On ne sait pas d’où viennent l’audace et la peine qui transfigurent ce second album de The Dead Mantra. Est-ce la certitude de mourir bientôt ? L’air vicié, humide et froid du Mans ? Sont-ce l’éloignement et la difficulté de jouer ensemble ? Si Nemure était, à sa manière désolée et gothique, un album d’élévation et de tutoiement du sacré, céleste donc ou ayant l’ambition de côtoyer les nuages, Saudade Forever est un album terrestre où à l’image de sa pochette (magnifiquement enluminée par la fabrication de Cranes Records) les corps agitent leurs souffrances dans une fosse profonde, se frottent les uns aux autres en hurlant de douleur.

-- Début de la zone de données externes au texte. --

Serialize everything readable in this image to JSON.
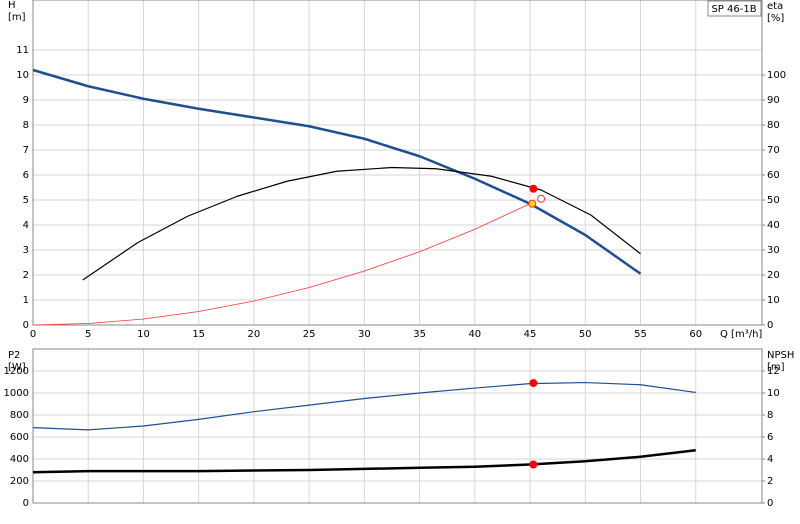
{
  "chart_data": [
    {
      "type": "line",
      "legend": "SP 46-1B",
      "y_label": "H",
      "y_unit": "[m]",
      "y2_label": "eta",
      "y2_unit": "[%]",
      "x_label": "Q [m³/h]",
      "xlim": [
        0,
        66
      ],
      "xticks": [
        0,
        5,
        10,
        15,
        20,
        25,
        30,
        35,
        40,
        45,
        50,
        55,
        60
      ],
      "ylim": [
        0,
        13
      ],
      "yticks": [
        0,
        1,
        2,
        3,
        4,
        5,
        6,
        7,
        8,
        9,
        10,
        11
      ],
      "y2lim": [
        0,
        130
      ],
      "y2ticks": [
        0,
        10,
        20,
        30,
        40,
        50,
        60,
        70,
        80,
        90,
        100
      ],
      "grid": true,
      "series": [
        {
          "color": "#1d4f91",
          "width": 2.5,
          "x": [
            0,
            5,
            10,
            15,
            20,
            25,
            30,
            35,
            40,
            45,
            50,
            55
          ],
          "values": [
            10.2,
            9.55,
            9.05,
            8.65,
            8.3,
            7.95,
            7.45,
            6.75,
            5.85,
            4.85,
            3.6,
            2.05
          ]
        },
        {
          "color": "#000000",
          "width": 1.2,
          "axis": "y2",
          "x": [
            4.5,
            9.5,
            14,
            18.5,
            23,
            27.5,
            32.5,
            36.5,
            41.5,
            46,
            50.5,
            55
          ],
          "values": [
            18,
            33,
            43.5,
            51.5,
            57.5,
            61.5,
            63,
            62.5,
            59.5,
            54,
            44,
            28.5
          ]
        },
        {
          "color": "#ff3333",
          "width": 0.8,
          "x": [
            0,
            5,
            10,
            15,
            20,
            25,
            30,
            35,
            40,
            45
          ],
          "values": [
            0,
            0.06,
            0.24,
            0.54,
            0.96,
            1.5,
            2.16,
            2.93,
            3.83,
            4.85
          ]
        }
      ],
      "points": [
        {
          "x": 45.3,
          "y": 54.5,
          "axis": "y2",
          "fill": "#ff0000",
          "stroke": "#ff0000"
        },
        {
          "x": 45.2,
          "y": 4.85,
          "fill": "#ffd700",
          "stroke": "#ff3333"
        },
        {
          "x": 46,
          "y": 5.05,
          "fill": "#ffffff",
          "stroke": "#ff3333"
        }
      ]
    },
    {
      "type": "line",
      "y_label": "P2",
      "y_unit": "[W]",
      "y2_label": "NPSH",
      "y2_unit": "[m]",
      "xlim": [
        0,
        66
      ],
      "xticks": [
        0,
        5,
        10,
        15,
        20,
        25,
        30,
        35,
        40,
        45,
        50,
        55,
        60
      ],
      "ylim": [
        0,
        1400
      ],
      "yticks": [
        0,
        200,
        400,
        600,
        800,
        1000,
        1200
      ],
      "y2lim": [
        0,
        14
      ],
      "y2ticks": [
        0,
        2,
        4,
        6,
        8,
        10,
        12
      ],
      "grid": true,
      "series": [
        {
          "color": "#1d4f91",
          "width": 1.2,
          "x": [
            0,
            5,
            10,
            15,
            20,
            25,
            30,
            35,
            40,
            45,
            50,
            55,
            60
          ],
          "values": [
            685,
            665,
            700,
            760,
            830,
            890,
            950,
            1000,
            1045,
            1085,
            1095,
            1075,
            1005
          ]
        },
        {
          "color": "#000000",
          "width": 2.5,
          "axis": "y2",
          "x": [
            0,
            5,
            10,
            15,
            20,
            25,
            30,
            35,
            40,
            45,
            50,
            55,
            60
          ],
          "values": [
            2.8,
            2.9,
            2.9,
            2.9,
            2.95,
            3.0,
            3.1,
            3.2,
            3.3,
            3.5,
            3.8,
            4.2,
            4.8
          ]
        }
      ],
      "points": [
        {
          "x": 45.3,
          "y": 1090,
          "fill": "#ff0000",
          "stroke": "#ff0000"
        },
        {
          "x": 45.3,
          "y": 3.5,
          "axis": "y2",
          "fill": "#ff0000",
          "stroke": "#ff0000"
        }
      ]
    }
  ]
}
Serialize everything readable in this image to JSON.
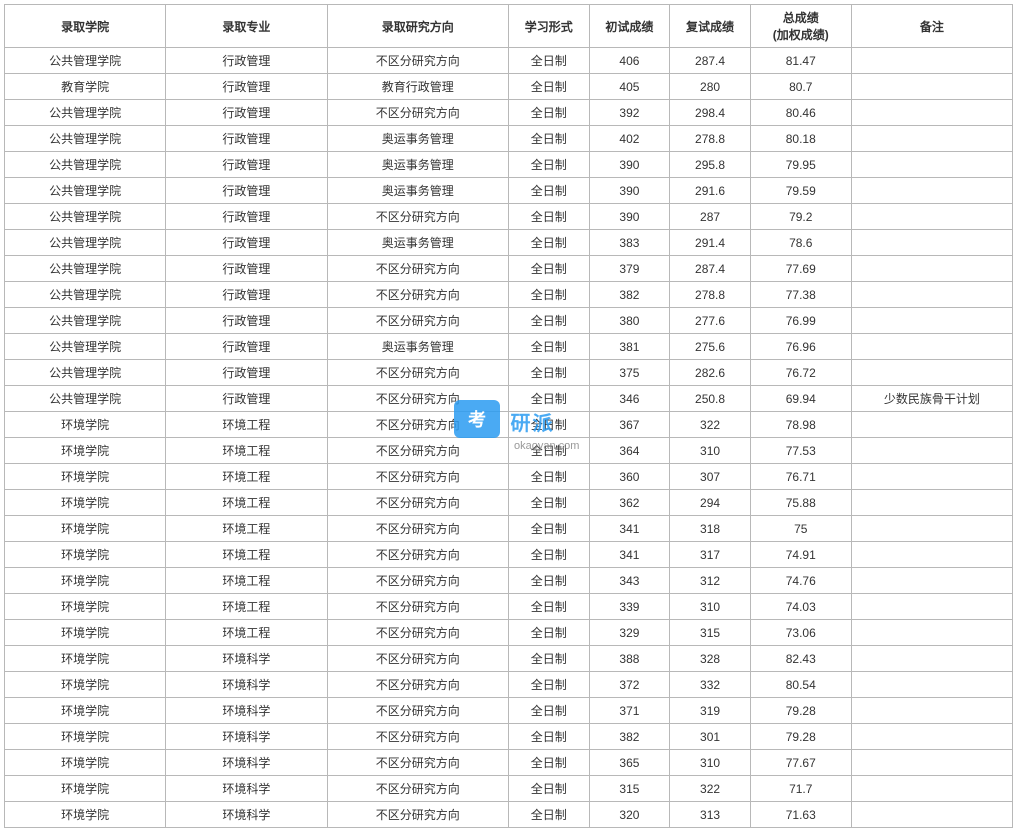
{
  "table": {
    "columns": [
      {
        "key": "college",
        "label": "录取学院",
        "width": "16%",
        "align": "center"
      },
      {
        "key": "major",
        "label": "录取专业",
        "width": "16%",
        "align": "center"
      },
      {
        "key": "direction",
        "label": "录取研究方向",
        "width": "18%",
        "align": "center"
      },
      {
        "key": "mode",
        "label": "学习形式",
        "width": "8%",
        "align": "center"
      },
      {
        "key": "score1",
        "label": "初试成绩",
        "width": "8%",
        "align": "center"
      },
      {
        "key": "score2",
        "label": "复试成绩",
        "width": "8%",
        "align": "center"
      },
      {
        "key": "total",
        "label": "总成绩",
        "sub": "(加权成绩)",
        "width": "10%",
        "align": "center"
      },
      {
        "key": "remark",
        "label": "备注",
        "width": "16%",
        "align": "center"
      }
    ],
    "rows": [
      [
        "公共管理学院",
        "行政管理",
        "不区分研究方向",
        "全日制",
        "406",
        "287.4",
        "81.47",
        ""
      ],
      [
        "教育学院",
        "行政管理",
        "教育行政管理",
        "全日制",
        "405",
        "280",
        "80.7",
        ""
      ],
      [
        "公共管理学院",
        "行政管理",
        "不区分研究方向",
        "全日制",
        "392",
        "298.4",
        "80.46",
        ""
      ],
      [
        "公共管理学院",
        "行政管理",
        "奥运事务管理",
        "全日制",
        "402",
        "278.8",
        "80.18",
        ""
      ],
      [
        "公共管理学院",
        "行政管理",
        "奥运事务管理",
        "全日制",
        "390",
        "295.8",
        "79.95",
        ""
      ],
      [
        "公共管理学院",
        "行政管理",
        "奥运事务管理",
        "全日制",
        "390",
        "291.6",
        "79.59",
        ""
      ],
      [
        "公共管理学院",
        "行政管理",
        "不区分研究方向",
        "全日制",
        "390",
        "287",
        "79.2",
        ""
      ],
      [
        "公共管理学院",
        "行政管理",
        "奥运事务管理",
        "全日制",
        "383",
        "291.4",
        "78.6",
        ""
      ],
      [
        "公共管理学院",
        "行政管理",
        "不区分研究方向",
        "全日制",
        "379",
        "287.4",
        "77.69",
        ""
      ],
      [
        "公共管理学院",
        "行政管理",
        "不区分研究方向",
        "全日制",
        "382",
        "278.8",
        "77.38",
        ""
      ],
      [
        "公共管理学院",
        "行政管理",
        "不区分研究方向",
        "全日制",
        "380",
        "277.6",
        "76.99",
        ""
      ],
      [
        "公共管理学院",
        "行政管理",
        "奥运事务管理",
        "全日制",
        "381",
        "275.6",
        "76.96",
        ""
      ],
      [
        "公共管理学院",
        "行政管理",
        "不区分研究方向",
        "全日制",
        "375",
        "282.6",
        "76.72",
        ""
      ],
      [
        "公共管理学院",
        "行政管理",
        "不区分研究方向",
        "全日制",
        "346",
        "250.8",
        "69.94",
        "少数民族骨干计划"
      ],
      [
        "环境学院",
        "环境工程",
        "不区分研究方向",
        "全日制",
        "367",
        "322",
        "78.98",
        ""
      ],
      [
        "环境学院",
        "环境工程",
        "不区分研究方向",
        "全日制",
        "364",
        "310",
        "77.53",
        ""
      ],
      [
        "环境学院",
        "环境工程",
        "不区分研究方向",
        "全日制",
        "360",
        "307",
        "76.71",
        ""
      ],
      [
        "环境学院",
        "环境工程",
        "不区分研究方向",
        "全日制",
        "362",
        "294",
        "75.88",
        ""
      ],
      [
        "环境学院",
        "环境工程",
        "不区分研究方向",
        "全日制",
        "341",
        "318",
        "75",
        ""
      ],
      [
        "环境学院",
        "环境工程",
        "不区分研究方向",
        "全日制",
        "341",
        "317",
        "74.91",
        ""
      ],
      [
        "环境学院",
        "环境工程",
        "不区分研究方向",
        "全日制",
        "343",
        "312",
        "74.76",
        ""
      ],
      [
        "环境学院",
        "环境工程",
        "不区分研究方向",
        "全日制",
        "339",
        "310",
        "74.03",
        ""
      ],
      [
        "环境学院",
        "环境工程",
        "不区分研究方向",
        "全日制",
        "329",
        "315",
        "73.06",
        ""
      ],
      [
        "环境学院",
        "环境科学",
        "不区分研究方向",
        "全日制",
        "388",
        "328",
        "82.43",
        ""
      ],
      [
        "环境学院",
        "环境科学",
        "不区分研究方向",
        "全日制",
        "372",
        "332",
        "80.54",
        ""
      ],
      [
        "环境学院",
        "环境科学",
        "不区分研究方向",
        "全日制",
        "371",
        "319",
        "79.28",
        ""
      ],
      [
        "环境学院",
        "环境科学",
        "不区分研究方向",
        "全日制",
        "382",
        "301",
        "79.28",
        ""
      ],
      [
        "环境学院",
        "环境科学",
        "不区分研究方向",
        "全日制",
        "365",
        "310",
        "77.67",
        ""
      ],
      [
        "环境学院",
        "环境科学",
        "不区分研究方向",
        "全日制",
        "315",
        "322",
        "71.7",
        ""
      ],
      [
        "环境学院",
        "环境科学",
        "不区分研究方向",
        "全日制",
        "320",
        "313",
        "71.63",
        ""
      ]
    ],
    "border_color": "#b8b8b8",
    "text_color": "#333333",
    "background_color": "#ffffff",
    "font_size": 12,
    "header_font_weight": "bold"
  },
  "watermark": {
    "badge_text": "考",
    "main_text": "研派",
    "sub_text": "okaoyan.com",
    "badge_bg": "#2b9cf2",
    "badge_fg": "#ffffff",
    "text_color": "#2b9cf2",
    "sub_color": "#888888"
  }
}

Saudade Forever est un album malheureux, qui rappelle (ce sont les références du genre), par son désespoir et les profondeurs qu’il explore, le Pornography de The Cure. Peu à voir musicalement, si ce n’est la grande fraternité des guitares shoegaze qui accueille aussi bien Robert Smith, que Mogwai ou Ride, mais ce même sentiment que la souffrance est partout et que la musique est la seule façon de l’exprimer. Il y a très peu de lumière parmi les sept nouveaux morceaux qui composent l’album, trop peu pourraient opposer ceux qui, confrontés à un tel matériau, jugeront que l’album manque de variation et de changements de ton.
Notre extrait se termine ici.